Overgaard Jens
Department of Experimental Clinical Oncology, Aarhus University Hospital, Aarhus C, Denmark.
J Clin Oncol. 2007 Sep 10;25(26):4066-74. doi: 10.1200/JCO.2007.12.7878.
Since observations from the beginning of the last century, it has become well established that solid tumors may contain oxygen-deficient hypoxic areas and that cells in such areas may cause tumors to become radioresistant. Identifying hypoxic cells in human tumors has improved by the help of new imaging and physiologic techniques, and a substantial amount of data indicates the presence of hypoxia in many types of human tumors, although with a considerable heterogeneity among individual tumors. Controlled clinical trials during the last 40 years have indicated that this source of radiation resistance can be eliminated or modified by normobaric or hyperbaric oxygen or by the use of nitroimidazoles as hypoxic radiation sensitizers. More recently, attention has been given to hypoxic cytotoxins, a group of drugs that selectively or preferably destroys cells in a hypoxic environment. An updated systematic review identified 10,108 patients in 86 randomized trials designed to modify tumor hypoxia in patients treated with curative attempted primary radiation therapy alone. Overall modification of tumor hypoxia significantly improved the effect of radiotherapy, with an odds ratio of 0.77 (95% CI, 0.71 to 0.86) for the outcome of locoregional control and with an associated significant overall survival benefit (odds ratio = 0.87; 95% CI, 0.80 to 0.95). No significant influence was found on the incidence of distant metastases or on the risk of radiation-related complications. Ample data exist to support a high level of evidence for the benefit of hypoxic modification. However, hypoxic modification still has no impact on general clinical practice.

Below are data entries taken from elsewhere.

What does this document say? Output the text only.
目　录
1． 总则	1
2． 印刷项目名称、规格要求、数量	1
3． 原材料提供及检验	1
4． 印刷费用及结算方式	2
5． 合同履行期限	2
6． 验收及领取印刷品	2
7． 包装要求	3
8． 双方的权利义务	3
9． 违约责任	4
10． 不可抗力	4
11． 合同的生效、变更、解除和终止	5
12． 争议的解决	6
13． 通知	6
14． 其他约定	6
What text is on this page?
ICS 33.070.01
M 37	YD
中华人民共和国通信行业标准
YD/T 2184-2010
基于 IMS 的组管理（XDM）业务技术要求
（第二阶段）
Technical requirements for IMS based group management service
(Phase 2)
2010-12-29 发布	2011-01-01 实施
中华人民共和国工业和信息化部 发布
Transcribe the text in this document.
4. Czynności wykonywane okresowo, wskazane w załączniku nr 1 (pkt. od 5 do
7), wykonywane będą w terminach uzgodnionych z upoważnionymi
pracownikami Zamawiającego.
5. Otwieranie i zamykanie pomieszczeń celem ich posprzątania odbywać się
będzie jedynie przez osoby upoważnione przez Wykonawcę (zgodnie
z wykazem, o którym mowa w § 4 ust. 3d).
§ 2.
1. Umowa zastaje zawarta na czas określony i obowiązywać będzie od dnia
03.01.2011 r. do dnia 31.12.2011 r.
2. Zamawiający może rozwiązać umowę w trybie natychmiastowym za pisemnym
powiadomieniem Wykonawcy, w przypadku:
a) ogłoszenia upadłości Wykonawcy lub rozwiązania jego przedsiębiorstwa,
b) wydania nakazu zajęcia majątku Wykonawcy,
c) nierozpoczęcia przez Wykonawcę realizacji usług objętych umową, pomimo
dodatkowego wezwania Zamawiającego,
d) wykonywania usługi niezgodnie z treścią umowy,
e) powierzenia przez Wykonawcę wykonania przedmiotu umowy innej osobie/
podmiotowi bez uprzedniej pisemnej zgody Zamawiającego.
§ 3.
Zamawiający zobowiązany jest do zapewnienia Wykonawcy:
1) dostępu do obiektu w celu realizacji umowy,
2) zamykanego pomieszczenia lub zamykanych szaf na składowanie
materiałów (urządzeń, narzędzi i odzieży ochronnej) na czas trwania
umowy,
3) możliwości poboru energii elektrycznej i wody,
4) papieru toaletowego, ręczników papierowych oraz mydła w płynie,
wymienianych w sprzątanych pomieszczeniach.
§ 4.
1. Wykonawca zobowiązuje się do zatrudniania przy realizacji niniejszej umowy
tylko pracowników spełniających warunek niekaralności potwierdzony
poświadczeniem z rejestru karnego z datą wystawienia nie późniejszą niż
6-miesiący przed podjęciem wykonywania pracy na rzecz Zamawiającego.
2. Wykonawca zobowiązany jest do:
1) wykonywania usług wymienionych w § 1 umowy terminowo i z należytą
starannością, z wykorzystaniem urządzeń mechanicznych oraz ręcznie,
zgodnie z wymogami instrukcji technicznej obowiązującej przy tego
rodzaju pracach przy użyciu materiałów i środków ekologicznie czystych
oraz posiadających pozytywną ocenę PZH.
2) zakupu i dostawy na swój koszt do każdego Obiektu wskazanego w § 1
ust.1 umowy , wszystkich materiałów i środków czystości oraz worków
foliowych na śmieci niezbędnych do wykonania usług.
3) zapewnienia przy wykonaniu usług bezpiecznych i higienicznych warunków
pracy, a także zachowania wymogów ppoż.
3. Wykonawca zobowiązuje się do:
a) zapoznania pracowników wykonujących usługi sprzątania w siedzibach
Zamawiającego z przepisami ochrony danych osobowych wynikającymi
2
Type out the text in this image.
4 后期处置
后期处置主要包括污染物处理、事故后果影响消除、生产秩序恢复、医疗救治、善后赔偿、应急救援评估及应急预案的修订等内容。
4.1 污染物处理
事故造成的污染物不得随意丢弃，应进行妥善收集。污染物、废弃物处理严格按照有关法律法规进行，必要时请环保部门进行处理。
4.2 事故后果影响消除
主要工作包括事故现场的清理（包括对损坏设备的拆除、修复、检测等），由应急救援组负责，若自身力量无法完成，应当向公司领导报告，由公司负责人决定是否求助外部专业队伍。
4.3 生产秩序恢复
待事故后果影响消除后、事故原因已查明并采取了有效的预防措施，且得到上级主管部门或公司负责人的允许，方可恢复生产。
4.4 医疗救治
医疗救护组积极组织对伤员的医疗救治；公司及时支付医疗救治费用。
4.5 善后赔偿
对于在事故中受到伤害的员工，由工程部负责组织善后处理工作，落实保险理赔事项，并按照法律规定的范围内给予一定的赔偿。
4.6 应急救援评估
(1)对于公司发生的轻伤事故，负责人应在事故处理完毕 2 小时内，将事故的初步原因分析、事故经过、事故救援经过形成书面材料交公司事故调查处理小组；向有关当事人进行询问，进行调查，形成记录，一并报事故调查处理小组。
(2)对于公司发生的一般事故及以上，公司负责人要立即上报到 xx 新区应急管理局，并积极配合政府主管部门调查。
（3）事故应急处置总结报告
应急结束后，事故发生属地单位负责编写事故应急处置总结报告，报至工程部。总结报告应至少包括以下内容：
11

自上世纪初开始观察以来,已充分证实实体瘤可能包含缺氧的低氧区域,且这些区域的细胞可能导致肿瘤产生放射抗性。借助新的成像和生理技术,在人类肿瘤中识别低氧细胞的能力有所提高,大量数据表明多种类型的人类肿瘤中都存在缺氧情况,尽管不同个体肿瘤之间存在相当大的异质性。过去40年的对照临床试验表明,这种放射抗性来源可通过常压或高压氧或使用硝基咪唑作为低氧放射增敏剂来消除或改变。最近,人们开始关注低氧细胞毒素,这是一类能选择性或优先破坏低氧环境中细胞的药物。一项更新的系统评价纳入了86项随机试验中的10108例患者,这些试验旨在对仅接受根治性初次放射治疗的患者的肿瘤缺氧情况进行改善。肿瘤缺氧情况的总体改善显著提高了放疗效果,局部区域控制结局的优势比为0.77(95%可信区间,0.71至0.86),且总体生存有显著获益(优势比 = 0.87;95%可信区间,0.80至0.95)。未发现对远处转移发生率或放射相关并发症风险有显著影响。有充分的数据支持低氧改善有益这一高水平证据。然而,低氧改善对一般临床实践仍未产生影响。